More impressively, he takes on a lead role in the upcoming Netflix series Bet, premièring May 15. Based on a popular manga Kakegurui, the show is set at a prestigious international boarding school where upstart Japanese transfer student Yumeko (Miku Martineau) shakes up the school’s gambling-based power structure.
In a phone interview from New York City, where he is doing publicity for Clown in a Cornfield, Solanke says you’ll hear his real English accent in Bet, but he keeps an American accent in his repertoire when auditioning for films such as Altar and Clown in a Cornfield.
“The role (in Bet) was made in such a way where I could fully be myself,” he says. “I put my own experiences into this character.
“I thought, since I already have a British accent, and this is a global boarding school, I’m just going to speak in my natural tone and I’m going to try to tap into this character that’s rooted in what was already true to me.
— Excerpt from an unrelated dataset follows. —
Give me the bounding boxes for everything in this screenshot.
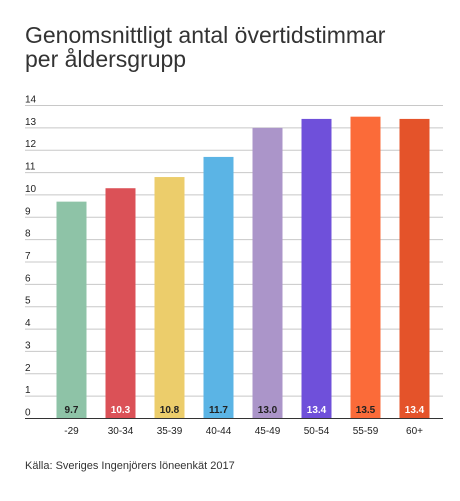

I did that and they really liked that approach.”
Solanke enjoys horror as much as the next guy, but he acknowledges, when you live in Winnipeg, that’s where the work is.
“It’s between horror movies and Hallmarks,” he says, referring to the abundance of seasonal romance movies shot here for the Hallmark Channel.
“You’re just trying to try to be in the right place for when those opportunities come,” he says.
So how did he end up in Winnipeg?
“Very good question. I asked my parents the same thing,” he says with a laugh. “About nine years ago, my parents decided to embark on a journey to Winnipeg to really find that Canadian dream.
“They decided to do that and give us a better life,” he says, acknowledging the move was a huge adjustment.
“The snow being the biggest one,” he says. “You know, being from England, we’d always glorify snow. We didn’t get much of it, right? So when I saw it for the first time — well, in this magnitude — I was like, ‘This is amazing! I can’t wait to always have snow like this.’
“And by the third year, I was like: ‘OK, this is a bit much.’”
Apart from that, Solanke says he’s found the community nothing but beautiful.
“I’ve met the kindest and most caring people in Winnipeg. They call us Friendly Manitoba for a reason. I wouldn’t change that decision that they made for anything.”
Clown in a Cornfield opens today at Grant Park, McGillivray and Polo Park.